Let's walk through some of the error messages from running the CLI spec together.

In your terminal, once you have your `spec/01_greeting.rb` tests passing, run `rspec spec/02_cli_spec.rb`.

The first failure and error message should look something like this:


```bash
Failures:

1) ./bin/greet executing a CLI Application outputs a welcome message and asks the user for input
Failure/Error: expect($stdout).to receive(:puts).with("Hi! I'm HAL, what's your name?"), "Make sure bin/greet has code that can output 'Hi! I'm HAL, what's your name?' exactly."
(#<IO:0x007fafb88ca568>).puts("Hi! I'm HAL, what's your name?")
expected: 1 time with arguments: ("Hi! I'm HAL, what's your name?")
received: 0 times
# ./spec/02_cli_spec.rb:7:in `block (2 levels) in <top (required)>'
```
The portion that is significant for us comes at the beginning:
```bash
1) ./bin/greet executing a CLI Application outputs a welcome message and asks the user for input
Failure/Error: expect($stdout).to receive(:puts).with("Hi! I'm HAL, what's your name?"), "Make sure bin/greet has code that can output 'Hi! I'm HAL, what's your name?' exactly."
```

The first part is a description of what is being tested. It means "running ./bin/greet to execute the CLI application should output a welcome message and ask the user for input".

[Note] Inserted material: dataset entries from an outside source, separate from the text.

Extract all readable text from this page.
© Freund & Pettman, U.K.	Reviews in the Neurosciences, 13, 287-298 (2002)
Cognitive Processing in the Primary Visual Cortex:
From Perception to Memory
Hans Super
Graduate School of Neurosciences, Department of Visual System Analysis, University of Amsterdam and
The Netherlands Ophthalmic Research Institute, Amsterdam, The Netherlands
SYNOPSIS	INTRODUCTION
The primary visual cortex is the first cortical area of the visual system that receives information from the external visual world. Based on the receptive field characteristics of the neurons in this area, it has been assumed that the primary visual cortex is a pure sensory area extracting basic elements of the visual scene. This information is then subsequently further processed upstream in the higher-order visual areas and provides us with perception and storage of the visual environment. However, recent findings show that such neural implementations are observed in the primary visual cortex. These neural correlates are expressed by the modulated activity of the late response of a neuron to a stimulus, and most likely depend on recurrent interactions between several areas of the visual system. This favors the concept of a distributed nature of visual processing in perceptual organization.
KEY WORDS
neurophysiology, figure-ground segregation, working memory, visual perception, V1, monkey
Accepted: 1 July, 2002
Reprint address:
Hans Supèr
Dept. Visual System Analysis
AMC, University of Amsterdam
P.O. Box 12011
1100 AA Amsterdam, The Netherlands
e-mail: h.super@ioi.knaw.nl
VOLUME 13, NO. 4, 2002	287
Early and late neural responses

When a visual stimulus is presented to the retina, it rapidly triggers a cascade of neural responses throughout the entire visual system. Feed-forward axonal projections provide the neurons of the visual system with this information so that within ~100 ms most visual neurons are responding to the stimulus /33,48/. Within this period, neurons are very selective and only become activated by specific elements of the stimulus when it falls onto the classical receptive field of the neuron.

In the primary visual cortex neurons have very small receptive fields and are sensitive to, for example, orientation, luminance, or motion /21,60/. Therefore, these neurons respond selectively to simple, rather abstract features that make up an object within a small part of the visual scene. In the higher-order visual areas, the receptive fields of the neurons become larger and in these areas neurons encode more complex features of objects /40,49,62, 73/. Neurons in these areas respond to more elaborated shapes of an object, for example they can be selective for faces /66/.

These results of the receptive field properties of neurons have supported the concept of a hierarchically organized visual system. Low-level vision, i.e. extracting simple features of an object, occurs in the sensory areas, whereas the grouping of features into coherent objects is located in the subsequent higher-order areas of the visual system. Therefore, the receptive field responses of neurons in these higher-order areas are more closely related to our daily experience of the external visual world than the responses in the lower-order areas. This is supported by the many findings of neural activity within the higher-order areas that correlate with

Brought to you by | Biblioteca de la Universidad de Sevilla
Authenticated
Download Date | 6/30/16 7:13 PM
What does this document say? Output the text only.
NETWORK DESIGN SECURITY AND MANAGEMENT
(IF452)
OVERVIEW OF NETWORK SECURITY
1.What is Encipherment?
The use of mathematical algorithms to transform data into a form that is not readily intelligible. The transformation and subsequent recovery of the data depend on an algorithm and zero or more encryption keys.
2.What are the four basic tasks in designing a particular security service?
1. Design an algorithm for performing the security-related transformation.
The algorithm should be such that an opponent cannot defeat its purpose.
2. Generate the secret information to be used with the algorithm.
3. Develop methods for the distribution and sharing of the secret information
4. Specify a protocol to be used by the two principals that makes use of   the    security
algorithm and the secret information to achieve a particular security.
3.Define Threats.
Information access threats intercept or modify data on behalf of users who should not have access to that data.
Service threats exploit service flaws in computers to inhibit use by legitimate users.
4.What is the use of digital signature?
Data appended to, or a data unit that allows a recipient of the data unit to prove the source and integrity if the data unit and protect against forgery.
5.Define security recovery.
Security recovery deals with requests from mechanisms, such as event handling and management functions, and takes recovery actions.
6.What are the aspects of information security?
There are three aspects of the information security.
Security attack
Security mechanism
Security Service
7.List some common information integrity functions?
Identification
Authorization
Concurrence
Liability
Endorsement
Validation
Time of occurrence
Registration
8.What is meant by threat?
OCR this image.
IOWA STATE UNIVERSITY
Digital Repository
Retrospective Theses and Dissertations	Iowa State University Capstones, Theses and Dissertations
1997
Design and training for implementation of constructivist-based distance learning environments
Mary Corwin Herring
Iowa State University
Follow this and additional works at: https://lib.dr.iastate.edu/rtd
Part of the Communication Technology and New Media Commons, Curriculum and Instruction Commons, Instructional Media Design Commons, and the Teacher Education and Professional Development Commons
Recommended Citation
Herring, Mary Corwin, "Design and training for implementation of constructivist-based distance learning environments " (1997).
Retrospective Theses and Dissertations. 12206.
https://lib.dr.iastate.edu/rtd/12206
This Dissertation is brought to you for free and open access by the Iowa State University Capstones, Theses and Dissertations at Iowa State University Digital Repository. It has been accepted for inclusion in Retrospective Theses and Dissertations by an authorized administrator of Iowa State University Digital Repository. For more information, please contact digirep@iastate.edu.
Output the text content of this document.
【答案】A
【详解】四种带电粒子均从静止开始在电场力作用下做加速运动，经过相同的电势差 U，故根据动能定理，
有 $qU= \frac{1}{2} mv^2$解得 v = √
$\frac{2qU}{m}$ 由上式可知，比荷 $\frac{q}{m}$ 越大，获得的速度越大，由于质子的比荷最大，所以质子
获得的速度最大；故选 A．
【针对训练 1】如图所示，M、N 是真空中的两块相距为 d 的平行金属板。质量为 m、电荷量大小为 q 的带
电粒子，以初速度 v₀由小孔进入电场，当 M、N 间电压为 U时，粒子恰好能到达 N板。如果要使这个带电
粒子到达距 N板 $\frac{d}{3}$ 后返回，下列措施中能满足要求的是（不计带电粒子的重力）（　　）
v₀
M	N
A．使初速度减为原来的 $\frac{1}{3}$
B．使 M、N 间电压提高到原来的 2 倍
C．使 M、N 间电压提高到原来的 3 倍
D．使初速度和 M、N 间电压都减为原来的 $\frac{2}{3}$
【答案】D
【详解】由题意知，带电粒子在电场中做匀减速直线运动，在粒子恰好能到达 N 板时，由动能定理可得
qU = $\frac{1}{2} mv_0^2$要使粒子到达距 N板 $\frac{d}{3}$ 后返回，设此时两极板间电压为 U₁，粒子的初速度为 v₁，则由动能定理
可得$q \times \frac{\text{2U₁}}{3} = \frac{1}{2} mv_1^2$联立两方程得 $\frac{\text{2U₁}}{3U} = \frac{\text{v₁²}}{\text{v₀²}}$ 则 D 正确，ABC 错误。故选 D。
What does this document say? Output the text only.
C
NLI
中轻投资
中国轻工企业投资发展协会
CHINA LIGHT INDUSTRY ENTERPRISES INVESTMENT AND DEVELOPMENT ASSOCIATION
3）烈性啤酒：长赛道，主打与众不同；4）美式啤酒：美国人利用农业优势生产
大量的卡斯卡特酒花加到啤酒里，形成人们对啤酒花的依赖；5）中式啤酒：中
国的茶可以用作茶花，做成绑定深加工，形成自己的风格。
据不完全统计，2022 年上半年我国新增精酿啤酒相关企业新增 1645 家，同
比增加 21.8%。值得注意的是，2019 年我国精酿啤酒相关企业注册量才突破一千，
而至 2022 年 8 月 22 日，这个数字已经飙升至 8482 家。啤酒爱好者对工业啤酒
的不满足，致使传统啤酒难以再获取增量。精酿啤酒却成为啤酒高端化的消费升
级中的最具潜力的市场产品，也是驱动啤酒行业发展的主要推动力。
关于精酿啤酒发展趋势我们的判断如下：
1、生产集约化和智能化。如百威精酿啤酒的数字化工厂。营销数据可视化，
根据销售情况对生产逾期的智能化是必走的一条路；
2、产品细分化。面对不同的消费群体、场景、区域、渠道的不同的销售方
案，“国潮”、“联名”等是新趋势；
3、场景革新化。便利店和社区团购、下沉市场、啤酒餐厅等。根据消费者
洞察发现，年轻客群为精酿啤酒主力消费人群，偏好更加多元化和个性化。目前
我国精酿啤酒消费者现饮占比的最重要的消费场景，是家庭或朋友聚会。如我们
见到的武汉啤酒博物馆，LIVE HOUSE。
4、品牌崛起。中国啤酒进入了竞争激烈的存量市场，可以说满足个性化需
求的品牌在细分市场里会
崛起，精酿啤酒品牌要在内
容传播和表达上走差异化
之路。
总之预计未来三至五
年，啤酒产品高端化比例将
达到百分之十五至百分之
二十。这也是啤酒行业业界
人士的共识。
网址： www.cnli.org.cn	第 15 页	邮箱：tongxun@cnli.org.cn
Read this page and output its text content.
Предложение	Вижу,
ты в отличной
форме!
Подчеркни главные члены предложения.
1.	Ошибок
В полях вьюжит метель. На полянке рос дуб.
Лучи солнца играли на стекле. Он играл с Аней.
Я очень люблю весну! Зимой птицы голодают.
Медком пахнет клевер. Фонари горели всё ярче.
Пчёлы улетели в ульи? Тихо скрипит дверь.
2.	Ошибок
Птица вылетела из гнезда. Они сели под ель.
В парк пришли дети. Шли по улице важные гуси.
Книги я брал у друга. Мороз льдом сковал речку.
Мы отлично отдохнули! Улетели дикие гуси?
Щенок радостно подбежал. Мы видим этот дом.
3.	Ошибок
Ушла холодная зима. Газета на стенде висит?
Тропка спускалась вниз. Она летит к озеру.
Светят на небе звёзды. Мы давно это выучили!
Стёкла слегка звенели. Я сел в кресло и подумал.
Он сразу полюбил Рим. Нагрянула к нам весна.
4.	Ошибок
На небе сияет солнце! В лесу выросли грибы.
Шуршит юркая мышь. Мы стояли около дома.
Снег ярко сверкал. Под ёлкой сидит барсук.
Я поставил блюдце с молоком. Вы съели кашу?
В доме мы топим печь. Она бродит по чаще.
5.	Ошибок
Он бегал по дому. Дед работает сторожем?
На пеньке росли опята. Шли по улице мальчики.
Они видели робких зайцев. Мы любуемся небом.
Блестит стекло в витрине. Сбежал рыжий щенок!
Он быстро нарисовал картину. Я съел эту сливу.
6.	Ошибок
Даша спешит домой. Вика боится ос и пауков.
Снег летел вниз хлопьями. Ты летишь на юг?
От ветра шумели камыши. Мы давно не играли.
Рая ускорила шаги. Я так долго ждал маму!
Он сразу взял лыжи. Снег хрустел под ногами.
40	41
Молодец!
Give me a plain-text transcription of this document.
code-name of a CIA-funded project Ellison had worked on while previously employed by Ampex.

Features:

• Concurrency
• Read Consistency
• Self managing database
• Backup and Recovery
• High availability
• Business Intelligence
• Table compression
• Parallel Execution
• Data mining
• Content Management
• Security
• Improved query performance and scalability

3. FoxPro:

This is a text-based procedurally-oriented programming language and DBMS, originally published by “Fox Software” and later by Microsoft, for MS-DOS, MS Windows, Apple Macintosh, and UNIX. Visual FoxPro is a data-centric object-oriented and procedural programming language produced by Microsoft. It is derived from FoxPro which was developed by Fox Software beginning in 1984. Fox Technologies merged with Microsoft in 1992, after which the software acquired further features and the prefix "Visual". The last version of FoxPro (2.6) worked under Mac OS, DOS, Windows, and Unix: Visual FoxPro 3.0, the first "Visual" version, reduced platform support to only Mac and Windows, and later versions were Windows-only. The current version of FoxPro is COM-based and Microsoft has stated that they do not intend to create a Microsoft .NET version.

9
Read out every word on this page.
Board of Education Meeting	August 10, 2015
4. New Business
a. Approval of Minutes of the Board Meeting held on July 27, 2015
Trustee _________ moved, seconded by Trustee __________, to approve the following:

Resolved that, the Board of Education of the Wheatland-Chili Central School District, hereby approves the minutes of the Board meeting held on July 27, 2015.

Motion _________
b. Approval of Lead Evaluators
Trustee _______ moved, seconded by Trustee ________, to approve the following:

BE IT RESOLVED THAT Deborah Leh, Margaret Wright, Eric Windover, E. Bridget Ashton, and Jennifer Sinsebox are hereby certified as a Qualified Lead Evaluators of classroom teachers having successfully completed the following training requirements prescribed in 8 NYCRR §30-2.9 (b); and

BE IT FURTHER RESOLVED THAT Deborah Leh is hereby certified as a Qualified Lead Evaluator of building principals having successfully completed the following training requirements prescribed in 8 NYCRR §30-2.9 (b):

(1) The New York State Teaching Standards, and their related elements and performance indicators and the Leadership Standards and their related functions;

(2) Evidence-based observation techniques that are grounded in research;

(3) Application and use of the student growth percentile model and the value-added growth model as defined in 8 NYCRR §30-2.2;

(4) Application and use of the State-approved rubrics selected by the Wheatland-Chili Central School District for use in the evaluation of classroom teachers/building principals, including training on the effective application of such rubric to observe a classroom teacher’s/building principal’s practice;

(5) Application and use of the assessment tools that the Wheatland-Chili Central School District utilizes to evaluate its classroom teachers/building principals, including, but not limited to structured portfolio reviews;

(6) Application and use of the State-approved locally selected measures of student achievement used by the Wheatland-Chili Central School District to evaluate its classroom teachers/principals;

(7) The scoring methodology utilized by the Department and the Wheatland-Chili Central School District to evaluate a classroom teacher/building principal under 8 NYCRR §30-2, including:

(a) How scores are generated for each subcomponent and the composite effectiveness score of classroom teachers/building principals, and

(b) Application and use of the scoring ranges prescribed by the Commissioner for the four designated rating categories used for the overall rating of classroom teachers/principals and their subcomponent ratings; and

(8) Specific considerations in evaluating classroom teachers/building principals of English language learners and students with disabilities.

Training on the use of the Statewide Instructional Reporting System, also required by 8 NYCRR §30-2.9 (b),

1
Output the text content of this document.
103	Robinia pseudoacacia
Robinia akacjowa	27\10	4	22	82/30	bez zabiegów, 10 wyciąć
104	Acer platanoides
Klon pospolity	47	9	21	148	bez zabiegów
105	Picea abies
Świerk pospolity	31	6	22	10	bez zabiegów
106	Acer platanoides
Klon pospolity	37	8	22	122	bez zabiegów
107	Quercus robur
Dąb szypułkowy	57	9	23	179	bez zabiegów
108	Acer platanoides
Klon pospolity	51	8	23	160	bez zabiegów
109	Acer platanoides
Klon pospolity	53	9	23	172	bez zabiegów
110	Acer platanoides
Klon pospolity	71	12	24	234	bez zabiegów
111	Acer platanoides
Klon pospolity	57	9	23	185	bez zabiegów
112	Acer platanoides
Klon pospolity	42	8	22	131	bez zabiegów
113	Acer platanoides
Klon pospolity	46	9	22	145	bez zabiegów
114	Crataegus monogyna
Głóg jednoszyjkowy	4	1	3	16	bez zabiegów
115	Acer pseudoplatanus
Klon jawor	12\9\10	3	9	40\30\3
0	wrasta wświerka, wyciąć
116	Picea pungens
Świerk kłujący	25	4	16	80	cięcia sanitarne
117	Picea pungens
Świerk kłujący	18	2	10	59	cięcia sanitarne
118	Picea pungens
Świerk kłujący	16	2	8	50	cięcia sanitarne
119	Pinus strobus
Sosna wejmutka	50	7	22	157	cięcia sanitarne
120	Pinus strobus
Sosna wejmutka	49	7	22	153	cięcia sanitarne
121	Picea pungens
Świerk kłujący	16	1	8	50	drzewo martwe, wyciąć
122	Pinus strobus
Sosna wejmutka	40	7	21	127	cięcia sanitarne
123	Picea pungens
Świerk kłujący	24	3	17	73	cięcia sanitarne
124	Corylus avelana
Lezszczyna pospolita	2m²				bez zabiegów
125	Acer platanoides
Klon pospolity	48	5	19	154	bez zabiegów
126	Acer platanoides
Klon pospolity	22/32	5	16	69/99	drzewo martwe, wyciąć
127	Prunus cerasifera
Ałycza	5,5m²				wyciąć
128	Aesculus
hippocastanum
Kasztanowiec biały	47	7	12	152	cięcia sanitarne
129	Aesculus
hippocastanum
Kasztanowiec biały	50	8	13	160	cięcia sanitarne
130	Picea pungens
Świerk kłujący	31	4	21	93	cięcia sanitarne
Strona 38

Then, we see the description of our failure:

```bash
Failure/Error: expect($stdout).to receive(:puts).with("Hi! I'm HAL, what's your name?"), "Make sure bin/greet has code that can output 'Hi! I'm HAL, what's your name?' exactly."
```

The helpful part of this error message can be found at then end, after the `, `.

```bash
"Make sure bin/greet has code that can output 'Hi! I'm HAL, what's your name?' exactly."
```

The error message is letting us know that what we need to do to get the test passing.

Let's take a look at our second error message:

```bash
2) ./bin/greet executing a CLI Application uses #gets.strip to capture the user input and set it equal to a variable called name
Failure/Error: name = get_variable_from_file("./bin/greet", "name")
NameError:
local variable `name' not defined in ./bin/greet.
```
Once again, it starts with a description that means "Running ./bin/greet should execute a CLI application that uses the gets.strip method to capture the user's input and set it equal to a variable called 'name'".
The important part of our error message is at the bottom of the `Failure/Error` portion of the text:
```bash
local variable `name' not defined in ./bin/greet.
```
This is telling us that the `bin/greet` file fails to set a variable called `name` equal to the user's input that is captured via the `#gets.strip` methods.
Now that you have a basic sense of how to read these error messages, as well as some guidelines for getting those tests passing, go ahead and get HAL working properly!